- Interactive map of Gudupalle
- Gudupalle Location in Andhra Pradesh, India
- Coordinates: 12°58′46″N 78°30′08″E﻿ / ﻿12.9795°N 78.5022°E
- Country: India
- State: Andhra Pradesh
- District: Chittoor
- Mandal: Gudupalle

Area
- • Total: 1.5 km^{2} (0.58 sq mi)
- Time zone: UTC+5:30 (IST)
- PIN: 517426
- Vehicle registration: AP 03

= Gudupalle =

Gudupalle is a village and mandal in Chittoor district of the Indian state of Andhra Pradesh. It is the mandal headquarters of Gudupalle mandal. This mandal is under Kuppam Revenue Division.The village lies on NH-4 highway connecting Bangalore and Chennai.

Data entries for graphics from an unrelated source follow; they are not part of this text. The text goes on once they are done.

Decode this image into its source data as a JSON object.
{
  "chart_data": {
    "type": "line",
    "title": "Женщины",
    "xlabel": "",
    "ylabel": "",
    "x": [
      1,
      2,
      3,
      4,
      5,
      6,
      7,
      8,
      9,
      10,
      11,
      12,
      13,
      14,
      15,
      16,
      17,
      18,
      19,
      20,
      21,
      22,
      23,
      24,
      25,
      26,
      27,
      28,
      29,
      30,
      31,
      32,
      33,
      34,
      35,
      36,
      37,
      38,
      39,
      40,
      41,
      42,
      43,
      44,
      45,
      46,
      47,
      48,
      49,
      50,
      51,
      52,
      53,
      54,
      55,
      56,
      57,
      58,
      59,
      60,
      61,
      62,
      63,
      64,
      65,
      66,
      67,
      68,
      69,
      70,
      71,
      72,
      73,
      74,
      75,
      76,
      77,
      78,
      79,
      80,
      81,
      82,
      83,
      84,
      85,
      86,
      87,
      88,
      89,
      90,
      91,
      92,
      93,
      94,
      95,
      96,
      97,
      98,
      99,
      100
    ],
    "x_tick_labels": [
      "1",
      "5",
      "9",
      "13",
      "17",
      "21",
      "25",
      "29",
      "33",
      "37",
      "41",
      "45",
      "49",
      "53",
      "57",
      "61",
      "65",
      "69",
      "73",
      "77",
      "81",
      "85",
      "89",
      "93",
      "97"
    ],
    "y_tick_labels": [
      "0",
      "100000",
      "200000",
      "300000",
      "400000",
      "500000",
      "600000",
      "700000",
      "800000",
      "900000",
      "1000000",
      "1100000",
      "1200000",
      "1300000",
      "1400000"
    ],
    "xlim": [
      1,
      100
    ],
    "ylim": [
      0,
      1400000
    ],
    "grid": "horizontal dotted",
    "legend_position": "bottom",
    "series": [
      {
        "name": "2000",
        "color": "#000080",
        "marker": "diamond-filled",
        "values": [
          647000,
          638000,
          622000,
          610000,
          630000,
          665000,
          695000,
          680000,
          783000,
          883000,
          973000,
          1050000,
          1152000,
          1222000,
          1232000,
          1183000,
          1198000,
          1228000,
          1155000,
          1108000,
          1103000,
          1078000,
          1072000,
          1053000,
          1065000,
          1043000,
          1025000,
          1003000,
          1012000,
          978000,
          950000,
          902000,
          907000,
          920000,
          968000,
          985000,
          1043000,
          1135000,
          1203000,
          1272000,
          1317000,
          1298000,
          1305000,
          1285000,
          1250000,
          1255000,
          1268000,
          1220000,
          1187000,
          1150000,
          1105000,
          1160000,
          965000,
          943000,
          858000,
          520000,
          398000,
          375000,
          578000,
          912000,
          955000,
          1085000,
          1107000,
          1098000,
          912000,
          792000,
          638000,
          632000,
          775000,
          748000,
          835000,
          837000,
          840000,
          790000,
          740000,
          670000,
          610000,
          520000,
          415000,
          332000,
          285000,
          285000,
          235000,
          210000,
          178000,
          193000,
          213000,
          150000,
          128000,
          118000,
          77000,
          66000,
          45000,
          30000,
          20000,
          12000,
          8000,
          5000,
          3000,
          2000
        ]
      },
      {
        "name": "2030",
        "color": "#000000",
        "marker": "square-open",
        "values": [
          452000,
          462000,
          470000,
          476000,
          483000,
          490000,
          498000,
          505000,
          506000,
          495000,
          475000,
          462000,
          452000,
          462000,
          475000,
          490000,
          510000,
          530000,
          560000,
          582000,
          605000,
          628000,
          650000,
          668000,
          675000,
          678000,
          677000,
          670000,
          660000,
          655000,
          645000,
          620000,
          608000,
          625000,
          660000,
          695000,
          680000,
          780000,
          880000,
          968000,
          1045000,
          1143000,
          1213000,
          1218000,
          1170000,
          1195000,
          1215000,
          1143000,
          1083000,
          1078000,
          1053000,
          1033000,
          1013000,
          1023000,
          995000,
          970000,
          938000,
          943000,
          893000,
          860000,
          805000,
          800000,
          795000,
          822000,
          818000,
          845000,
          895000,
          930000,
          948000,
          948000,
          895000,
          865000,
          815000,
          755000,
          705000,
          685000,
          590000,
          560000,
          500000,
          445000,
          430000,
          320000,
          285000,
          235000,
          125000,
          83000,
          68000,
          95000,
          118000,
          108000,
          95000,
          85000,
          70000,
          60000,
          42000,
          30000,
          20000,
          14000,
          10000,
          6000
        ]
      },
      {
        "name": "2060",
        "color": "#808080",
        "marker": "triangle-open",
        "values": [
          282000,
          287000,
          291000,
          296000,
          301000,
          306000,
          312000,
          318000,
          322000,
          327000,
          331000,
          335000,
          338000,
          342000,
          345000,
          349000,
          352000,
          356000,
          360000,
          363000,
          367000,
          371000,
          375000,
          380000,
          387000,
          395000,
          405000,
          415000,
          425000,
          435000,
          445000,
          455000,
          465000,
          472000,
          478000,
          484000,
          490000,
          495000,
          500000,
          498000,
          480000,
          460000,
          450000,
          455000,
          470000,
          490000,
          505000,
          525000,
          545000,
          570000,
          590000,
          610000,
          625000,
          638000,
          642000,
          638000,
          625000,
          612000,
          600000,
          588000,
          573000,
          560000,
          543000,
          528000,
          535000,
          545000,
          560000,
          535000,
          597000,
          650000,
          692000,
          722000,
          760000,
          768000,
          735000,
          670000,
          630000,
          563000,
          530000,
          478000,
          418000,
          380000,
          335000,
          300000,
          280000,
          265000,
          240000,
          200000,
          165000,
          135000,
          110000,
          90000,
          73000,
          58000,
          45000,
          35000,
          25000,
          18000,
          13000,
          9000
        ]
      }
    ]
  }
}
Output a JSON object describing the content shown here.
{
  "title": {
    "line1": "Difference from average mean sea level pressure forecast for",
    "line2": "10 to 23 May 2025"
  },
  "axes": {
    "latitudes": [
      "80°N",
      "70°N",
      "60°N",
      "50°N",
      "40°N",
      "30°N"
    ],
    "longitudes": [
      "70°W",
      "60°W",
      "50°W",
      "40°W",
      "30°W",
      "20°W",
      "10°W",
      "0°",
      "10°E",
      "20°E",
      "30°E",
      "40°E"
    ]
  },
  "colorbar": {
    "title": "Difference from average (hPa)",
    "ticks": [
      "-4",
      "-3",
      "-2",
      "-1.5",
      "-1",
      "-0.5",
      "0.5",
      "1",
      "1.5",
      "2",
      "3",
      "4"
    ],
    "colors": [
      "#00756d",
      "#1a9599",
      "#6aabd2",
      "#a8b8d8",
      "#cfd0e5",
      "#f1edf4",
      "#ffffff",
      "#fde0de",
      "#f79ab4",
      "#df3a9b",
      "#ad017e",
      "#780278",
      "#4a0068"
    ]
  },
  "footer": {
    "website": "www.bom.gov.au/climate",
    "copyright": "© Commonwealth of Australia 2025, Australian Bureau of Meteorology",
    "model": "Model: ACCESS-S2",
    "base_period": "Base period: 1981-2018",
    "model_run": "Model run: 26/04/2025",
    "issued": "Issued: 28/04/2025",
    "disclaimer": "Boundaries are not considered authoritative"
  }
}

It has a railway station, police station, post office and Bank. People across Andhra Pradesh, Tamil Nadu and Karnataka are living in Gudupalli mandal. It also shares borders with the Krishnagiri district of Tamil Nadu and the Kolar district of Karnataka. Gudupalli is famous for its agricultural crops like flowers, paddy, Ragi and tomato etc. Most of the population in this mandal are able to communicate in Telugu, Kannada and Tamil. Indian education non-profitable trust Agastya International Foundation is located in this area. Many of the people across the mandal travel to Metro cities like Bangalore and Chennai for their daily work. This mandal is well connected with railways and roadways to the nearby cities hence most of the farmers export their crops to the cities like KGF, Kolar, Kuppam, Bangalore and Chennai.